Saturday, July 19, 2008

 

How the mighty are fallen

Thanks to Karate Kid (Best Kid to those of us who live in a country where Karate is no laughing matter), the Japanese suffix -san is known to all and sundry. Naturally, I heard no shortage of "Daniel-san" at secondary school and I can even boast a Coventry City shirt with the same printed on the back, courtesy of the SBA.

Less well known in the west are the other suffixes. Whilst -san is a nice generic marker (Mr/Mrs/Miss/Ms: delete as applicable), it would be the height of bad form to call someone a -san when their social rank demands otherwise. I caught Machida-sensei referring to me as Dan-san in front of the students once and I gave him A Look. After that, it was Dan-sensei all the way.

Not that I consider myself a sensei, but the "give an inch, take a mile" rule is poignantly applicable in the case of junior high students, and it's a short step from the teachers calling me Dan-san to the third years calling me Dan-kun and owning me in the toilets.

At elementary school, I sidestepped the whole tortuous business by insisting that everyone just call me Dan.

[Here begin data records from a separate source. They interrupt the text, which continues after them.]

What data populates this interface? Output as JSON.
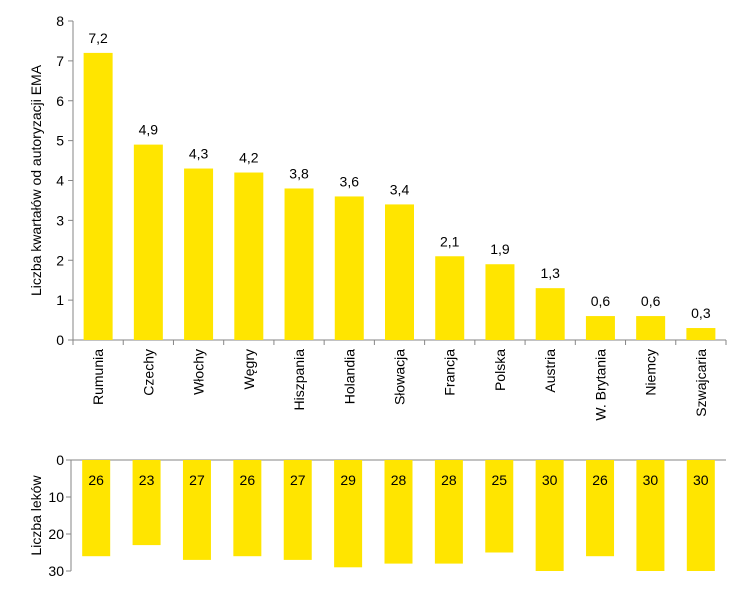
{
  "chart_data": [
    {
      "type": "bar",
      "categories": [
        "Rumunia",
        "Czechy",
        "Włochy",
        "Węgry",
        "Hiszpania",
        "Holandia",
        "Słowacja",
        "Francja",
        "Polska",
        "Austria",
        "W. Brytania",
        "Niemcy",
        "Szwajcaria"
      ],
      "values": [
        7.2,
        4.9,
        4.3,
        4.2,
        3.8,
        3.6,
        3.4,
        2.1,
        1.9,
        1.3,
        0.6,
        0.6,
        0.3
      ],
      "data_labels": [
        "7,2",
        "4,9",
        "4,3",
        "4,2",
        "3,8",
        "3,6",
        "3,4",
        "2,1",
        "1,9",
        "1,3",
        "0,6",
        "0,6",
        "0,3"
      ],
      "ylabel": "Liczba kwartałów  od autoryzacji EMA",
      "ylim": [
        0,
        8
      ],
      "yticks": [
        0,
        1,
        2,
        3,
        4,
        5,
        6,
        7,
        8
      ],
      "color": "#FFE500",
      "grid": false
    },
    {
      "type": "bar",
      "orientation": "reversed-y",
      "categories": [
        "Rumunia",
        "Czechy",
        "Włochy",
        "Węgry",
        "Hiszpania",
        "Holandia",
        "Słowacja",
        "Francja",
        "Polska",
        "Austria",
        "W. Brytania",
        "Niemcy",
        "Szwajcaria"
      ],
      "values": [
        26,
        23,
        27,
        26,
        27,
        29,
        28,
        28,
        25,
        30,
        26,
        30,
        30
      ],
      "data_labels": [
        "26",
        "23",
        "27",
        "26",
        "27",
        "29",
        "28",
        "28",
        "25",
        "30",
        "26",
        "30",
        "30"
      ],
      "ylabel": "Liczba leków",
      "ylim": [
        0,
        30
      ],
      "yticks": [
        0,
        10,
        20,
        30
      ],
      "color": "#FFE500",
      "grid": false
    }
  ]
}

Anyway, for those who can't resist a bit of schadenfraude, here's a nice few examples of suffixes relating to AVON'S erstwhile president Nozom Sahashi:

Sahashi-shachou
Sahashi-company-president: used in the newspapers until about November last year.

Sahashi-moto-shachou
Sahashi-ex-company-president, used after AVON's collapse, then followed by...

Sahashi-yougi-sha
Sahashi-suspect (lit: "suspicious person"), which really brightened up my day the first time I read it in the newspaper, but has since escalated to:

Sahashi-hikoku
Sahashi-defendant.

I look forward to the day when I can open up the Mainichi and see the kanji for Sahashi-jailbird.